Imagine that you live on an infinitely long and straight street called Infinite Drive. The addresses on Infinite Drive are given by real numbers. Your address on the street is π while your friend Patrick’s is √3 and Karen’s is sin60°. There are two moving companies, f and g. Those companies move people along Infinite Drive from address x to new addresses f(x) or g(x), depending on which company people choose.
Now assume that the moving companies are described by the functions f(x) = 5x and g(x) = 1/x.
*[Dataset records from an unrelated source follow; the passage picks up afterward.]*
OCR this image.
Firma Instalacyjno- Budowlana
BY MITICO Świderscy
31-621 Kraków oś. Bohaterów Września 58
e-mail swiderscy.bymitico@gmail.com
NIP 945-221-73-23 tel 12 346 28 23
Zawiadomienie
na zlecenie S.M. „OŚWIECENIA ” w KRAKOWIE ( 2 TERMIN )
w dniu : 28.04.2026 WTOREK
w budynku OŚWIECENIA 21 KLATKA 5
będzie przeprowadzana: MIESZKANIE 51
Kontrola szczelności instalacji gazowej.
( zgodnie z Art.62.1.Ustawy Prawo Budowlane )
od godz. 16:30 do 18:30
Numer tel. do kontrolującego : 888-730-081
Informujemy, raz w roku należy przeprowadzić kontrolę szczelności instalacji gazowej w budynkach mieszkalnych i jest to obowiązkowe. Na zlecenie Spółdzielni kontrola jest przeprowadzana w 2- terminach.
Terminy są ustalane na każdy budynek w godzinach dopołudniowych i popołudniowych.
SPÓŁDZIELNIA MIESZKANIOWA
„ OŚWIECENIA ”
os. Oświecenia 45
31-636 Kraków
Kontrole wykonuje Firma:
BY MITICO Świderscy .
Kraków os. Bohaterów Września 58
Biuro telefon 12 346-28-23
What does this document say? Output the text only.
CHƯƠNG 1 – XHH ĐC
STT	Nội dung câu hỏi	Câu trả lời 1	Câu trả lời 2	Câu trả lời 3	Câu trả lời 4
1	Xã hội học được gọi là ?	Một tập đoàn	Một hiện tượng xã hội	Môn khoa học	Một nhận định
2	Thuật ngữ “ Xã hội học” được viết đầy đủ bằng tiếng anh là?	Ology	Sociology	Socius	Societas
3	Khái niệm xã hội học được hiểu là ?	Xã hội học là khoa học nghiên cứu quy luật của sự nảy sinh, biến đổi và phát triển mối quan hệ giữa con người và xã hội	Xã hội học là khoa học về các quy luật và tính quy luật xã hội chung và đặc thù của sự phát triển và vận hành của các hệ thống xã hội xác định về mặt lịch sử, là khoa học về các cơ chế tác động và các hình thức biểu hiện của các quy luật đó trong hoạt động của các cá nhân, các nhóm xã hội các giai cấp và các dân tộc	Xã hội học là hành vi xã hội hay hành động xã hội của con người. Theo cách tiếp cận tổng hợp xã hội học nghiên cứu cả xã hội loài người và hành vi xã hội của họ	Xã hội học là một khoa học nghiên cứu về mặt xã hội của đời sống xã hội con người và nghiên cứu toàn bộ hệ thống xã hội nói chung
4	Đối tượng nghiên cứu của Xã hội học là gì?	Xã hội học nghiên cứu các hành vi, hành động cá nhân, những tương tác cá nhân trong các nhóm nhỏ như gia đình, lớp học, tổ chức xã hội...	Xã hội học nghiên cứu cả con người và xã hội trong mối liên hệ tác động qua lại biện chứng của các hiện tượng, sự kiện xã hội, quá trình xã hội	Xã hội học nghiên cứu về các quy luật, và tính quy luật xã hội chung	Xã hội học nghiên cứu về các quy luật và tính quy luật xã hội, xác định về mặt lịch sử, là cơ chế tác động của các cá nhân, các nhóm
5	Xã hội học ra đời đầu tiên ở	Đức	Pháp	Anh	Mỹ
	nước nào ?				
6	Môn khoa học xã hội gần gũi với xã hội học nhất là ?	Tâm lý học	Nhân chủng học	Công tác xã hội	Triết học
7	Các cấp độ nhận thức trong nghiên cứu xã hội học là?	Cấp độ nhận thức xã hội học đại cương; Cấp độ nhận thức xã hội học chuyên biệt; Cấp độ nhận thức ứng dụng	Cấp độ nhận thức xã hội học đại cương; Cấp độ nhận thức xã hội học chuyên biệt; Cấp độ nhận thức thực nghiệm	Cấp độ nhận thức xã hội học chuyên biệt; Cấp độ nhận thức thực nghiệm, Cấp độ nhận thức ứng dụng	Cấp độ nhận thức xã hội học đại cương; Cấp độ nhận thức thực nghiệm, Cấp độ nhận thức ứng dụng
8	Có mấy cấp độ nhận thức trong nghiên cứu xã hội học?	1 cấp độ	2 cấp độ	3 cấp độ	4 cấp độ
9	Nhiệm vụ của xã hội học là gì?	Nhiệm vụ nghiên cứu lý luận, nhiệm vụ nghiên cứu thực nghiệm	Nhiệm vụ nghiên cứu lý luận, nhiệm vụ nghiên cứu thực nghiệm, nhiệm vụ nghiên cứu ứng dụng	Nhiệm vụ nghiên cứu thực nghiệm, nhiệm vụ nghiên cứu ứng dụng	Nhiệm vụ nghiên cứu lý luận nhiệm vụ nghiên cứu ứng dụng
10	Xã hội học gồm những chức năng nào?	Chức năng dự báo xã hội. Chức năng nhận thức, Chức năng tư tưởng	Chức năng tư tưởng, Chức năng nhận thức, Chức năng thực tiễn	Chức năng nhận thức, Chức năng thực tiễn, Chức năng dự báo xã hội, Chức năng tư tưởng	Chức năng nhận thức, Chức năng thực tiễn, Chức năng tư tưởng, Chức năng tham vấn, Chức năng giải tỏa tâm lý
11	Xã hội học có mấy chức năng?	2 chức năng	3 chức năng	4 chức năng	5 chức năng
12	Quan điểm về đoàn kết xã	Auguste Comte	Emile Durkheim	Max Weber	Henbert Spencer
a.Find a general form for all the functions that you can get by taking repeated compositions of the two functions.
b.What are all the possible addresses that you can move to? If the list is infinite, list at least three possible addresses.
To find a general form for all the functions that can be obtained by taking repeated compositions of the functions f(x) = 5x and g(x) = 1/x, we can start by considering the possible compositions of these functions.
a. Taking repeated compositions of these functions means applying one function after another. For example, we could have f(g(x)) which means applying function g(x) first and then applying function f(x) to the result. Similarly, we could have g(f(x)) which means applying function f(x) first and then applying function g(x) to the result.
Let's consider the possible compositions:
f(g(x)) = f(1/x) = 5(1/x) = 5/x
g(f(x)) = g(5x) = 1/(5x) = 1/5x
f(f(x)) = f(5x) = 5(5x) = 25x
g(g(x)) = g(1/x) = 1/(1/x) = x
By considering all possible compositions of the functions f(x) and g(x), we have found the following functions:
f(g(x)) = 5/x
g(f(x)) = 1/5x
f(f(x)) = 25x
g(g(x)) = x
So, the general form for all the functions that can be obtained by taking repeated compositions of the functions f(x) = 5x and g(x) = 1/x is:
f(g(x)) = 5/x
g(f(x)) = 1/5x
f(f(x)) = 25x
g(g(x)) = x
b. The possible addresses that can be moved to depend on the input x and the functions applied. Let's consider some examples:
- If we start with address x = π:
- f(g(π)) = f(1/π) = 5/π
- g(f(π)) = g(5π) = 1/(5π)
- f(f(π)) = f(5π) = 25π
- g(g(π)) = g(1/π) = π
- If we start with address x = √3:
- f(g(√3)) = f(1/√3) = 5/√3
- g(f(√3)) = g(5√3) = 1/(5√3)
- f(f(√3)) = f(5√3) = 25√3
- g(g(√3)) = g(1/√3) = √3
- If we start with address x = sin60°:
- f(g(sin60°)) = f(1/sin60°) = 5/(1/sin60°) = 5sin60° = 5√3/2
- g(f(sin60°)) = g(5sin60°) = 1/(5sin60°)
- f(f(sin60°)) = f(5sin60°) = 25sin60° = 25√3/2
- g(g(sin60°)) = g(1/sin60°) = sin60°
The possible addresses we can move to include 5/x, 1/(5x), 25x, and x. However, since Infinite Drive spans infinitely, there are infinitely many possible addresses. The examples above provide at least three possible addresses: 5/π, 1/(5π), and 25π.